Grigory Aleksandrovich Gamarnik (Григорий Александрович Гамарник; Григорій Олександрович Гамарник; April 22, 1929 – April 18, 2018) was a world champion wrestler and the first Greco-Roman wrestling world champion from Ukraine.

==Biography==
Gamarnik was Jewish, and was born in Zinovievsk (today's Kropyvnytskyi), Ukraine, in the Soviet Union. He was trained by USSR wrestling trainers German Sandler and Armenak Yaltyryan.

===Wrestling career===
In 1948, he won second place in light middleweight class wrestling, at the All-Union Youth Contests in the USSR.
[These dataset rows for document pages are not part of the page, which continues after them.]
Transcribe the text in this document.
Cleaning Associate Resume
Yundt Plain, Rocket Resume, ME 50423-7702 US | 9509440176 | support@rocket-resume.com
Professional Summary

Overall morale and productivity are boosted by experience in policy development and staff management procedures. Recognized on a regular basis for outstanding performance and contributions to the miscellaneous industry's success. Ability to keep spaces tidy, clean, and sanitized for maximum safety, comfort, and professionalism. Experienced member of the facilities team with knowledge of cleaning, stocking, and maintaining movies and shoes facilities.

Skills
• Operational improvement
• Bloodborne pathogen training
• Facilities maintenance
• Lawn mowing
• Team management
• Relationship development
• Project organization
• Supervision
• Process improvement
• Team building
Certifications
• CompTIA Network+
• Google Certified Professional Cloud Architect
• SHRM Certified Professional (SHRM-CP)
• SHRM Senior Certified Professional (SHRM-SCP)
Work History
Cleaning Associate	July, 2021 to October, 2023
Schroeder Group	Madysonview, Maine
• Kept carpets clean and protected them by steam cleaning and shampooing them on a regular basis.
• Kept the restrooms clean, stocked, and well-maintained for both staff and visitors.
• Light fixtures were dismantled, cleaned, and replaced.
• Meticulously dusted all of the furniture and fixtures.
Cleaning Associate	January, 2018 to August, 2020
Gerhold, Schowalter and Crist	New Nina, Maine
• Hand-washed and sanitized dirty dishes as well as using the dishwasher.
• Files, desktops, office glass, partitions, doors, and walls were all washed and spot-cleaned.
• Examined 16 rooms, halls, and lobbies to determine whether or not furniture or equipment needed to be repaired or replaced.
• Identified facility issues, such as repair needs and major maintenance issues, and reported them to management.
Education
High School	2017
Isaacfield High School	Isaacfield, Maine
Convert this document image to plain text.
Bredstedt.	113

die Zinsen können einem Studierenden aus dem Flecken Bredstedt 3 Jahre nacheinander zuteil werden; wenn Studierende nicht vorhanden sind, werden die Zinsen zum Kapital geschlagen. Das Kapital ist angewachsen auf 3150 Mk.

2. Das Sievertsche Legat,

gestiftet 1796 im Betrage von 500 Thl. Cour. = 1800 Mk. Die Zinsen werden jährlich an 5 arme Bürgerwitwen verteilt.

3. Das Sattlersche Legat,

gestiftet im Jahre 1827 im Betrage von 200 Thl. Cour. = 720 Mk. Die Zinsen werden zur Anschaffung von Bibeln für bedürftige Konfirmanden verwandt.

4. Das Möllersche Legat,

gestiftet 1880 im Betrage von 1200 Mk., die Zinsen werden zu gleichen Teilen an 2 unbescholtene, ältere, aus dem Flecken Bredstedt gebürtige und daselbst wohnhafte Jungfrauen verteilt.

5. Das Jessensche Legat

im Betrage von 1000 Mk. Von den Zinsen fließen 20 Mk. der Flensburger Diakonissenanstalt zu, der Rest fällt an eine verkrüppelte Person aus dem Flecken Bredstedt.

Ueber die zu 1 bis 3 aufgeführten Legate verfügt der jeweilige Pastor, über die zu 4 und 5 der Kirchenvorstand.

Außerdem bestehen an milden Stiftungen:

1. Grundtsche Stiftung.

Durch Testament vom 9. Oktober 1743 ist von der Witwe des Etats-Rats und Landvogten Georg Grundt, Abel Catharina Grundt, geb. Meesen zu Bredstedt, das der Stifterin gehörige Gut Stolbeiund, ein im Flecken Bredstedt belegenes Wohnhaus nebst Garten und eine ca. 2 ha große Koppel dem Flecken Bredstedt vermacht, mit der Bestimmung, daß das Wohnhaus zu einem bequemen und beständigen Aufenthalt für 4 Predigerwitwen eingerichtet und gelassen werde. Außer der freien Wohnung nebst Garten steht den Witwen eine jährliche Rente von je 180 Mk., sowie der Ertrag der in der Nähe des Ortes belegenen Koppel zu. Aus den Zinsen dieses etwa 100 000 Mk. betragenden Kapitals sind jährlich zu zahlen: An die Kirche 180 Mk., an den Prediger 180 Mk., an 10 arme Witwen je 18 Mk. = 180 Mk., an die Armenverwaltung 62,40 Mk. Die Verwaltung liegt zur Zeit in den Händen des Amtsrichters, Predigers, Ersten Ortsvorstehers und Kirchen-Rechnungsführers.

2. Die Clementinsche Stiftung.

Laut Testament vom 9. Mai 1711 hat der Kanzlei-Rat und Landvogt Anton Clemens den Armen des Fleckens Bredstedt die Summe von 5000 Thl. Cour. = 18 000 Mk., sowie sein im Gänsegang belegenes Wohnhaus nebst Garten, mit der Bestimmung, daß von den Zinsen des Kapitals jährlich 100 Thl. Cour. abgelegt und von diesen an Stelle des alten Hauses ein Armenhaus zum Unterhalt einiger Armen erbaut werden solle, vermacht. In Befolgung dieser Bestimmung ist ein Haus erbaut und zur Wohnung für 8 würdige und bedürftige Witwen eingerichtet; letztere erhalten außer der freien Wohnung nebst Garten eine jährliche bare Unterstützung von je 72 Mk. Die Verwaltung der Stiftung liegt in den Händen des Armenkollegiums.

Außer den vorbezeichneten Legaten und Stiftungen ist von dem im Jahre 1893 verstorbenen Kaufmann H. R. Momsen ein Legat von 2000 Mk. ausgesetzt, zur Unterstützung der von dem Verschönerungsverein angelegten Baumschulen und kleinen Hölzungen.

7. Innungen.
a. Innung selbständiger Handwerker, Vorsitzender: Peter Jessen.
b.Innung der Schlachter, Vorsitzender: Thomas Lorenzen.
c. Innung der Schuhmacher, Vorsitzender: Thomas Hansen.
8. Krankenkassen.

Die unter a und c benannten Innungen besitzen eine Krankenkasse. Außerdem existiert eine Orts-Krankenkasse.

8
Gamarnik was world lightweight (67 kg) Greco-Roman wrestling champion at the 1955 World Wrestling Championships in Karlsruhe, Germany, beating out silver medalist Kyösti Lehtonen of Finland and bronze medalist Gustav Freij of Sweden. He came in second in the 1958 World Wrestling Championships in Budapest, Hungary, in welterweight (73 kg) Greco-Roman wrestling, behind gold medalist Kazim Ayvaz of Turkey and ahead of bronze medalist Valeriu Bularca of Romania.

He came in fifth in the 1960 Summer Olympics in Rome, Italy, in men's welterweight Greco-Roman wrestling. Gamarnik was also a USSR wrestling champion in 1953, and in 1956–58.

==Retirement==
After retiring from competitions, Gamarnik was the Ukrainian National Coach from 1970 to 1991. He also served as a President of Greco-Roman Federation, was a FILA International referee since 1979, officiated at the Moscow Olympic Games (1980), and was one of the organizers of the FILA World Cup in 1983 in Kiev, Ukraine.
For his many years of commitment, Grigory Gamarnik was awarded the FILA Gold Star (1983) by then president Milan Ercegan.

Grigory Gamarnik was inducted into the International Jewish Sports Hall of Fame in 2020.